Et comme tu le dis maintenant sur un Mac à 10 000 Francs, une
D.V à 10 000 Francs, on fait des trucs de dingue qui, il n'y
a encore pas longtemps coûtaient super chers. Avec « After
effects » on fait des trucs incroyables ; maintenant on a des
outils qui ne coûtent pratiquement plus rien, donc on invente,
on réinvente, mais la transmission des métiers est mise
en danger.
CHRISTIAN PHILIBERT : Quand tu dis qu'il n'y a plus d'assistant virtuel
ce n'est pas vrai. Nous, on a travaillé avec des assistants
et on a travaillé toute la nuit pour ranger le bordel que le
monteur avait laissé derrière lui et pour reclasser
des choses...
TOM DERCOURT : Ranger quoi ?
CHRISTIAN PHILIBERT : Je te promets, on a travaillé à
plein temps pendant tout le montage à le digitaliser. Il n'y
avait pas tous les rushs dans la machine, donc tous les jours, on
avait besoin de nouvelles images : il fallait digitaliser, nettoyer,
vider les disques durs...
TOM DERCOURT : Mais, c'est pas le même boulot qu'un assistant
qui regarde et qui apprend surtout pendant des semaines et des semaines...
CHRISTIAN PHILIBERT : Oui, mais peut-être que le monteur, comme
il est plus disponible, peut lui expliquer en même temps. Moi
je n'ai pas ressenti ça comme un problème, la question
du délai, du temps de montage, le fait que cela aille très
vite, ça me paraît être un faux problème.
On peut faire des pauses, on peut prendre quelques jours pour prendre
du recul sur le montage et y revenir.
TOM DERCOURT : Je doute que si tu demandes à ton producteur
quinze semaines de pause avec 90 Giga de disque dur ras la figure,
il accepte... Non, il y aura toujours un moment où il te dira
: « Hé coco, allez six semaines au lieu de cinq, tu prends
des week-end de trois jours au lieu de deux jours... ». Je pense
quand même que ça devient une facilité pour le
producteur du point de vue du virtuel parce que ça se maîtrise
très bien.
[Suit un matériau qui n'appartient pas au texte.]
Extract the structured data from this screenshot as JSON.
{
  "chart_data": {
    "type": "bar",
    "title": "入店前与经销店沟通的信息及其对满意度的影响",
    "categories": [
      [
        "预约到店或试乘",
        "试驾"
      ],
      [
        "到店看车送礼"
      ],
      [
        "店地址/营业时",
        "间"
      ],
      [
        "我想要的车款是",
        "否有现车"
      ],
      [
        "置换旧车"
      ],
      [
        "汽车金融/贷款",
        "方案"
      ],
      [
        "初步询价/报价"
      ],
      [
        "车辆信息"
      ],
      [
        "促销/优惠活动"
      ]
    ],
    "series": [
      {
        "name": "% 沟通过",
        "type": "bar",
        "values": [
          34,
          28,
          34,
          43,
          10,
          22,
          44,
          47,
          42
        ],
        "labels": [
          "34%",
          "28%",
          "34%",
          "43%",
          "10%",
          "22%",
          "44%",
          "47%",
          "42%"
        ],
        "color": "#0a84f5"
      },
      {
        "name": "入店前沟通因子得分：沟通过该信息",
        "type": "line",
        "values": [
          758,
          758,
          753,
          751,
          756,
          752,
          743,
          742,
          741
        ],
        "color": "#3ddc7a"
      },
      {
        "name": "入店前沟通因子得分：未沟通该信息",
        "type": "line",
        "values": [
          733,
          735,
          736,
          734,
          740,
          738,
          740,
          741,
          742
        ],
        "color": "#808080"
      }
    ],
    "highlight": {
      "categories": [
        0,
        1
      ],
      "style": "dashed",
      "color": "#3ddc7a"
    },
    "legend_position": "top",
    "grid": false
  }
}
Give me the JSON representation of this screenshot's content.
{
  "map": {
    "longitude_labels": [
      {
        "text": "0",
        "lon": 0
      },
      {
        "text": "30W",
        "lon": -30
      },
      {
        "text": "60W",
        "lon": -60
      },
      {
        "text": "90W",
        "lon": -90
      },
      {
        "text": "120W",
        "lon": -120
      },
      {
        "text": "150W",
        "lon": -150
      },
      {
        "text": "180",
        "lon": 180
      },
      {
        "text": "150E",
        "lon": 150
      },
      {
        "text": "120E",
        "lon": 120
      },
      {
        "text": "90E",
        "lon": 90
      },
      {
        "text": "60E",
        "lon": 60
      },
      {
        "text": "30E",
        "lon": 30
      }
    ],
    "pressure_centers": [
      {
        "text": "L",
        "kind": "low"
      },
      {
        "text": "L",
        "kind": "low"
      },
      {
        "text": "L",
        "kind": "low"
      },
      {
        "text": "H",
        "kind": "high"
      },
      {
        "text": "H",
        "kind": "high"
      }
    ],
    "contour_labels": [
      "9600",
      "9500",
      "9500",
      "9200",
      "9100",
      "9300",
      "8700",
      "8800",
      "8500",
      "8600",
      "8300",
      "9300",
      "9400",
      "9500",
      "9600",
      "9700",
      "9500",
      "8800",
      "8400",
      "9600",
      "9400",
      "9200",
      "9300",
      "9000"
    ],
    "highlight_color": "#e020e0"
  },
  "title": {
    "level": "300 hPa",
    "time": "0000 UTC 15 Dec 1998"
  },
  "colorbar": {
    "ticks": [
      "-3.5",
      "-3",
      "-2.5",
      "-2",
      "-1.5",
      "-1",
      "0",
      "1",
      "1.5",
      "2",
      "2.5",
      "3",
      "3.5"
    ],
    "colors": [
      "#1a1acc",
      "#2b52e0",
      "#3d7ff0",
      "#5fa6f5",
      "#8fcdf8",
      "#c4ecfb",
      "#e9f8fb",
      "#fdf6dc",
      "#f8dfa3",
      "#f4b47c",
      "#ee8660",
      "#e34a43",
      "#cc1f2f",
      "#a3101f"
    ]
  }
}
Alors, quand un réalisateur a besoin de temps...
il a besoin de temps, il peut l'imposer dès le départ,
effectivement, tu peux rentrer en montage en disant « OK techniquement
il y en a pour cinq semaines, faire trois montages, puis un autre
puis le peaufiner, ça va me prendre quatre semaines, eh bien
moi je t'en demande huit... » et tu peux imposer ça,
et c'est ça qu'il faut faire, mais imposer un stagiaire dont
finalement on n'a plus besoin (et c'est ça aussi, c'est une
question de besoins) tu ne peux pas demander au mec de rester comme
ça et pourtant il y a vraiment un besoin de transmettre ce
savoir. Les grands chefs-monteurs qui arrivent à avoir un dialogue
avec le réalisateur, à faire avancer le « schmilblik
» dans la deuxième écriture, il y en a peu et
c'est aussi parce que c'est un très long temps d'apprentissage.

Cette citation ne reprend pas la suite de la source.